Scanning From a File (or Fixing Inaccessible PDFs)

Optical Character Recognition (OCR) programs such as OmniPage and TextHelp Read & Write usually scan from a real Canon, Epson or HP scanner that sits your desk. But they are also able to scan directly from an image file or PDF on the computer.

Inaccessible PDFs

This feature is most often used to fix inaccessible PDFs.

Some poorly-authored PDF files contain text only as an image which is not accessible to a screenreader or other text-to-speech software such as PDF Aloud or ReadPlease.
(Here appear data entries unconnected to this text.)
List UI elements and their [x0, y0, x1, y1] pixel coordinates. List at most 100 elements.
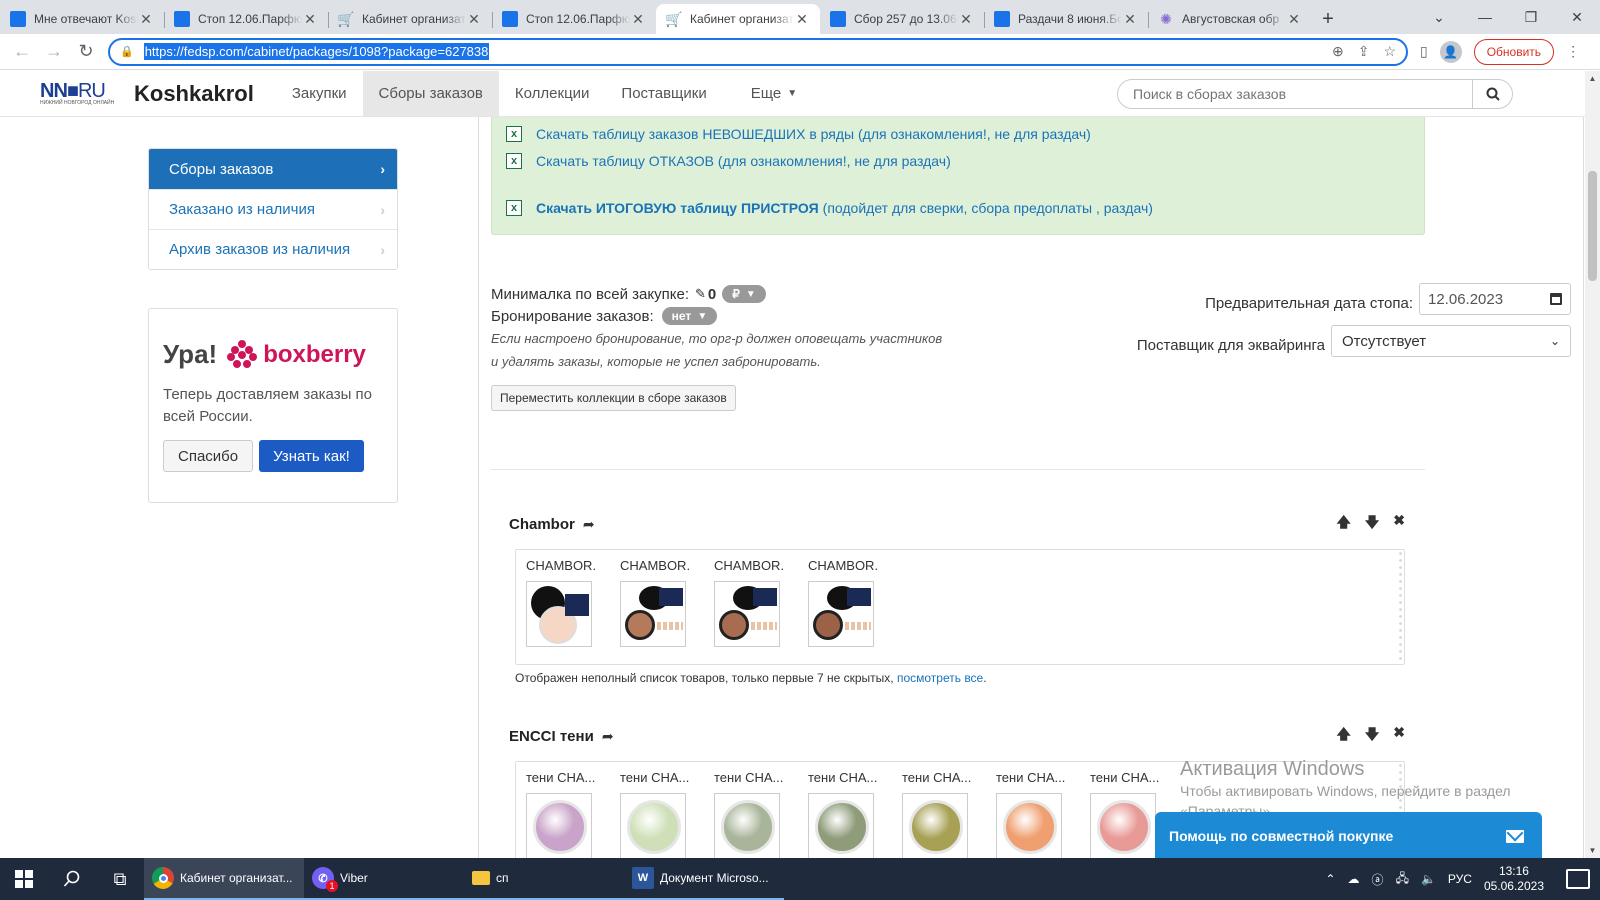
sidebar-item-order-collections[interactable]: Сборы заказов › [149, 149, 397, 189]
browser-tab[interactable]: ✺ Августовская обр ✕ [1148, 4, 1312, 34]
collection-title[interactable]: Chambor [509, 516, 575, 533]
collection-title[interactable]: ENCCI тени [509, 728, 594, 745]
scroll-down-icon[interactable]: ▼ [1585, 843, 1600, 858]
nav-purchases[interactable]: Закупки [276, 71, 363, 116]
remove-icon[interactable]: ✖ [1393, 512, 1405, 536]
download-refusals-link[interactable]: x Скачать таблицу ОТКАЗОВ (для ознакомлен… [506, 153, 951, 169]
product-card[interactable]: тени CHA... [714, 770, 784, 858]
product-image[interactable] [714, 793, 780, 858]
nav-suppliers[interactable]: Поставщики [605, 71, 722, 116]
sidebar-item-ordered-from-stock[interactable]: Заказано из наличия › [149, 189, 397, 229]
product-image[interactable] [526, 793, 592, 858]
browser-tab[interactable]: Стоп 12.06.Парфюм ✕ [164, 4, 328, 34]
sync-icon[interactable]: ☁ [1348, 872, 1360, 886]
move-up-icon[interactable]: 🡅 [1336, 724, 1350, 748]
search-icon[interactable] [48, 858, 96, 900]
product-image[interactable] [526, 581, 592, 647]
profile-avatar[interactable]: 👤 [1439, 40, 1462, 63]
sidebar-item-stock-archive[interactable]: Архив заказов из наличия › [149, 229, 397, 269]
close-icon[interactable]: ✕ [794, 11, 810, 28]
zoom-icon[interactable]: ⊕ [1332, 43, 1344, 60]
close-icon[interactable]: ✕ [1122, 11, 1138, 28]
language-indicator[interactable]: РУС [1448, 872, 1472, 886]
move-up-icon[interactable]: 🡅 [1336, 512, 1350, 536]
product-card[interactable]: тени CHA... [526, 770, 596, 858]
sidepanel-icon[interactable]: ▯ [1420, 43, 1428, 60]
product-image[interactable] [808, 581, 874, 647]
product-image[interactable] [620, 581, 686, 647]
browser-tab[interactable]: Мне отвечают Koshkakrol✕ [0, 4, 164, 34]
browser-tab-active[interactable]: 🛒 Кабинет организатора✕ [656, 4, 820, 34]
back-icon[interactable]: ← [6, 41, 38, 62]
product-image[interactable] [620, 793, 686, 858]
acquiring-select[interactable]: Отсутствует ⌄ [1331, 325, 1571, 357]
product-image[interactable] [996, 793, 1062, 858]
product-image[interactable] [902, 793, 968, 858]
address-bar[interactable]: 🔒 https://fedsp.com/cabinet/packages/109… [108, 37, 1408, 66]
browser-tab[interactable]: Стоп 12.06.Парфюм ✕ [492, 4, 656, 34]
nav-collections[interactable]: Коллекции [499, 71, 606, 116]
view-all-link[interactable]: посмотреть все [897, 671, 983, 685]
nav-more-dropdown[interactable]: Еще ▼ [735, 71, 813, 116]
new-tab-icon[interactable]: + [1312, 4, 1344, 34]
taskbar-chrome[interactable]: Кабинет организат... [144, 858, 304, 900]
product-card[interactable]: тени CHA... [996, 770, 1066, 858]
share-arrow-icon[interactable]: ➦ [583, 516, 595, 533]
download-final-table-link[interactable]: x Скачать ИТОГОВУЮ таблицу ПРИСТРОЯ (подой… [506, 200, 1153, 216]
stop-date-input[interactable]: 12.06.2023 [1419, 283, 1571, 315]
network-icon[interactable]: 🖧 [1396, 869, 1409, 890]
page-scrollbar[interactable]: ▲ ▼ [1585, 71, 1600, 858]
restore-icon[interactable]: ❐ [1508, 9, 1554, 26]
scroll-thumb[interactable] [1588, 171, 1597, 281]
clock[interactable]: 13:16 05.06.2023 [1484, 864, 1544, 894]
browser-tab[interactable]: Раздачи 8 июня.Бо ✕ [984, 4, 1148, 34]
search-button[interactable] [1473, 78, 1513, 109]
move-down-icon[interactable]: 🡇 [1365, 512, 1379, 536]
product-card[interactable]: тени CHA... [1090, 770, 1160, 858]
close-icon[interactable]: ✕ [466, 11, 482, 28]
share-arrow-icon[interactable]: ➦ [602, 728, 614, 745]
currency-dropdown[interactable]: ₽ ▼ [722, 285, 766, 303]
notifications-icon[interactable] [1566, 869, 1590, 889]
taskbar-word[interactable]: W Документ Microso... [624, 858, 784, 900]
close-icon[interactable]: ✕ [958, 11, 974, 28]
search-input[interactable] [1117, 78, 1473, 109]
product-image[interactable] [808, 793, 874, 858]
nav-order-collections[interactable]: Сборы заказов [362, 71, 499, 116]
url-text[interactable]: https://fedsp.com/cabinet/packages/1098?… [143, 43, 490, 60]
learn-how-button[interactable]: Узнать как! [259, 440, 364, 472]
pencil-icon[interactable]: ✎ [695, 286, 706, 302]
task-view-icon[interactable]: ⧉ [96, 858, 144, 900]
windows-start-icon[interactable] [0, 858, 48, 900]
product-card[interactable]: тени CHA... [808, 770, 878, 858]
thanks-button[interactable]: Спасибо [163, 440, 254, 472]
product-card[interactable]: CHAMBOR... [620, 558, 690, 664]
product-card[interactable]: тени CHA... [902, 770, 972, 858]
nn-ru-logo[interactable]: NN■RU НИЖНИЙ НОВГОРОД ОНЛАЙН [40, 71, 126, 116]
scroll-up-icon[interactable]: ▲ [1585, 71, 1600, 86]
product-image[interactable] [1090, 793, 1156, 858]
close-icon[interactable]: ✕ [630, 11, 646, 28]
close-icon[interactable]: ✕ [138, 11, 154, 28]
close-icon[interactable]: ✕ [302, 11, 318, 28]
forward-icon[interactable]: → [38, 41, 70, 62]
help-chat-widget[interactable]: Помощь по совместной покупке [1155, 812, 1542, 860]
close-window-icon[interactable]: ✕ [1554, 9, 1600, 26]
share-icon[interactable]: ⇪ [1358, 43, 1370, 60]
update-button[interactable]: Обновить [1473, 38, 1555, 65]
product-image[interactable] [714, 581, 780, 647]
bookmark-star-icon[interactable]: ☆ [1383, 43, 1396, 60]
move-down-icon[interactable]: 🡇 [1365, 724, 1379, 748]
browser-tab[interactable]: Сбор 257 до 13.06 ✕ [820, 4, 984, 34]
close-icon[interactable]: ✕ [1286, 11, 1302, 28]
product-card[interactable]: CHAMBOR... [714, 558, 784, 664]
taskbar-folder[interactable]: сп [464, 858, 624, 900]
input-icon[interactable]: ⓐ [1372, 871, 1384, 888]
download-not-included-link[interactable]: x Скачать таблицу заказов НЕВОШЕДШИХ в ря… [506, 126, 1091, 142]
reload-icon[interactable]: ↻ [70, 41, 102, 62]
product-card[interactable]: CHAMBOR... [526, 558, 596, 664]
brand-name[interactable]: Koshkakrol [134, 71, 254, 116]
product-card[interactable]: тени CHA... [620, 770, 690, 858]
chevron-up-icon[interactable]: ⌃ [1325, 872, 1335, 886]
tab-search-icon[interactable]: ⌄ [1416, 9, 1462, 26]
Inaccessible PDFs are read aloud in the wrong order or, more commonly, random characters, letters and symbols are spoken that reflect nothing of the original.

Fixing a PDF

Some people have found that they can fix these inaccessible PDFs by printing them out and re-scanning them into the computer as a new PDF. While this is a successful method it is rather time consuming and can cost quite a lot in ink and paper. It is a lot more efficient to scan directly from the inaccessible PDF file.
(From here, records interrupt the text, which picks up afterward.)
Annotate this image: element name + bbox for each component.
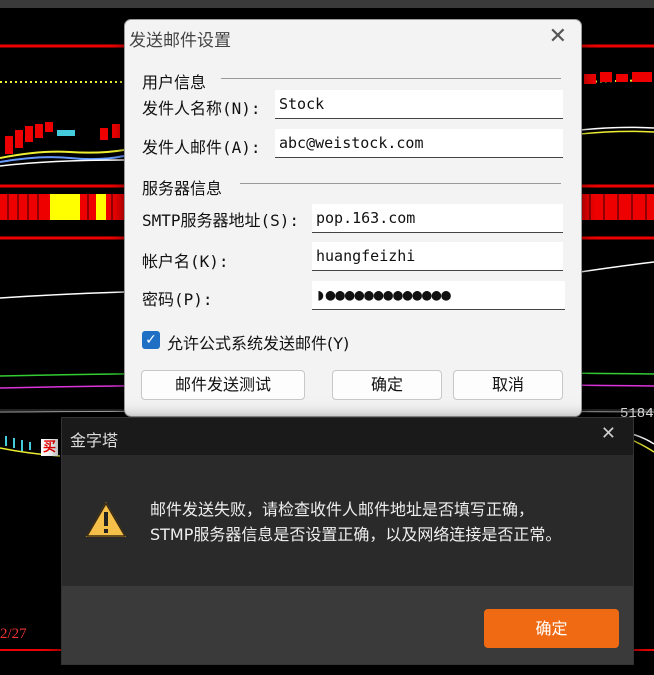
alert-footer: 确定	[62, 586, 633, 664]
smtp-server-label: SMTP服务器地址(S):	[142, 211, 300, 230]
allow-formula-email-checkbox[interactable]: ✓	[142, 331, 160, 349]
section-divider	[221, 78, 561, 79]
alert-body: 邮件发送失败，请检查收件人邮件地址是否填写正确， STMP服务器信息是否设置正确…	[62, 455, 633, 586]
sender-email-field[interactable]: abc@weistock.com	[275, 129, 563, 158]
sender-name-field[interactable]: Stock	[275, 90, 563, 119]
close-icon[interactable]: ✕	[549, 23, 567, 51]
account-name-label: 帐户名(K):	[142, 252, 229, 271]
email-send-test-button[interactable]: 邮件发送测试	[141, 370, 305, 400]
chart-date-label: 2/27	[0, 626, 27, 642]
server-info-section-title: 服务器信息	[142, 179, 223, 198]
password-field[interactable]: ◗●●●●●●●●●●●●●	[312, 281, 565, 310]
cancel-button[interactable]: 取消	[453, 370, 563, 400]
password-label: 密码(P):	[142, 290, 213, 309]
account-name-field[interactable]: huangfeizhi	[312, 242, 563, 271]
dialog-title: 发送邮件设置	[129, 31, 231, 51]
buy-signal-badge: 买	[41, 439, 59, 456]
ok-button[interactable]: 确定	[332, 370, 442, 400]
alert-message: 邮件发送失败，请检查收件人邮件地址是否填写正确， STMP服务器信息是否设置正确…	[150, 497, 561, 547]
warning-triangle-icon	[83, 499, 129, 539]
alert-title: 金字塔	[70, 431, 119, 450]
alert-message-line-2: STMP服务器信息是否设置正确，以及网络连接是否正常。	[150, 525, 562, 544]
sender-name-label: 发件人名称(N):	[142, 99, 261, 118]
error-alert-dialog: 金字塔 ✕ 邮件发送失败，请检查收件人邮件地址是否填写正确， STMP服务器信息…	[61, 417, 634, 665]
section-divider	[240, 183, 561, 184]
alert-ok-button[interactable]: 确定	[484, 609, 619, 648]
user-info-section-title: 用户信息	[142, 73, 207, 92]
close-icon[interactable]: ✕	[601, 423, 616, 444]
sender-email-label: 发件人邮件(A):	[142, 138, 261, 157]
smtp-server-field[interactable]: pop.163.com	[312, 204, 563, 233]
email-settings-dialog: 发送邮件设置 ✕ 用户信息 发件人名称(N): Stock 发件人邮件(A): …	[124, 19, 582, 417]
allow-formula-email-label[interactable]: 允许公式系统发送邮件(Y)	[167, 330, 349, 354]
alert-message-line-1: 邮件发送失败，请检查收件人邮件地址是否填写正确，	[150, 500, 535, 519]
In the the following guide I use TextHelp Read & Write version 8.0 to demonstrate the quickest way to use OCR software to fix an inaccessible PDF.

Sample Inaccessible PDF

An Inaccessible PDF

Some PDFs are poorly designed making them inaccessible to screenreaders and other text-to-speech programs.

Many documents will produce nothing but useless gobbledygook.
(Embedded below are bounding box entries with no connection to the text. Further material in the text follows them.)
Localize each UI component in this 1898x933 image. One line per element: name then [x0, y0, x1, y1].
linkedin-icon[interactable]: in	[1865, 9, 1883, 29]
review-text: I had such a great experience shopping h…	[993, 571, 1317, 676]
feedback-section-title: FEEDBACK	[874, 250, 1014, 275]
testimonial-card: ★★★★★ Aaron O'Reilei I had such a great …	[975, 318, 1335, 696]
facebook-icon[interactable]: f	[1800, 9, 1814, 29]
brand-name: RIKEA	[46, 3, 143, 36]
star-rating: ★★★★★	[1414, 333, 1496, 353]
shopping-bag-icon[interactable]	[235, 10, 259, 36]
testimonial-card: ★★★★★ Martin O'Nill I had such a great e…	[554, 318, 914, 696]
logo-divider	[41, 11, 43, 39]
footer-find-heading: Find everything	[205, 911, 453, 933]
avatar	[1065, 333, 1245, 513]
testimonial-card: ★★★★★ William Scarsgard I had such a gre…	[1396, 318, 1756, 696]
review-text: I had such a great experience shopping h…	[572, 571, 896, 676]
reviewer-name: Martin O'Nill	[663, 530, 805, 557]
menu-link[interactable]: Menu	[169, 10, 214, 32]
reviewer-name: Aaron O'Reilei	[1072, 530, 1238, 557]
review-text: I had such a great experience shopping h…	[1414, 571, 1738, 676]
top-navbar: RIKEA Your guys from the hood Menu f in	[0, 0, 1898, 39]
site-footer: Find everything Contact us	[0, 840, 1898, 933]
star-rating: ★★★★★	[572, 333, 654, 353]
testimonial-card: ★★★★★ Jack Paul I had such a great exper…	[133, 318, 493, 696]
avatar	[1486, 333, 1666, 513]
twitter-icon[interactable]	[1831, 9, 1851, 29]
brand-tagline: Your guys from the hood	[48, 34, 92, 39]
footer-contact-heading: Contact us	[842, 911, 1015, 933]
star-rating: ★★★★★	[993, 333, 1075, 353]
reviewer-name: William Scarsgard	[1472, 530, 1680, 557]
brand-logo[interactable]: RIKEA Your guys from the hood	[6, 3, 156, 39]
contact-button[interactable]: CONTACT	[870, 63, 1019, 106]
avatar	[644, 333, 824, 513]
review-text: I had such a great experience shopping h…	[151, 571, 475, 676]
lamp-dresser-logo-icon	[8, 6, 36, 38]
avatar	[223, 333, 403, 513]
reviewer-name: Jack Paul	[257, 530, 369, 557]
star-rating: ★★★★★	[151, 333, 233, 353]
OCR Menu in TextHelp Read and Write

Select the options in Read & Write

Ensure that you select Scan from File or the program will look for the document in your scanner.

Normally you would scan from PDF to PDF. You could also convert your inaccessible PDF into Word format (RTF) but the layout may be affected.

Scan Button on the Read & Write Toolbar

Press the Scan button

Open file from HDD dialog

Open Source PDF File

Locate and select the inaccessible PDF file. If the file is from the Internet you might need to download it and store it in your My Documents folder so that your OCR software can find it.

You can download any PDF by right-clicking on the hyperlink that links to it and selecting "Save Target As" or "Save As".

Comfirm Multiple Pages Dialog Box

Confirm Multiple Pages

Select how many pages of the document you want to include. This prompt will not appear for single-page PDFs.

OCR Save Dialog


Don't save over the original PDF. Give it a similar name ending in "accessible" or similar.

OCR Progress Message

Wait ...

... while the program recognises the text. Multi-page documents can take a lot longer to convert than single page documents.

Sample of an Accessible PDF

Accessible PDF

Up pops the new accessible PDF in Adobe Reader.

Now when we use the same screenreader or other text-to-speech program the text should be read as it appears on the page.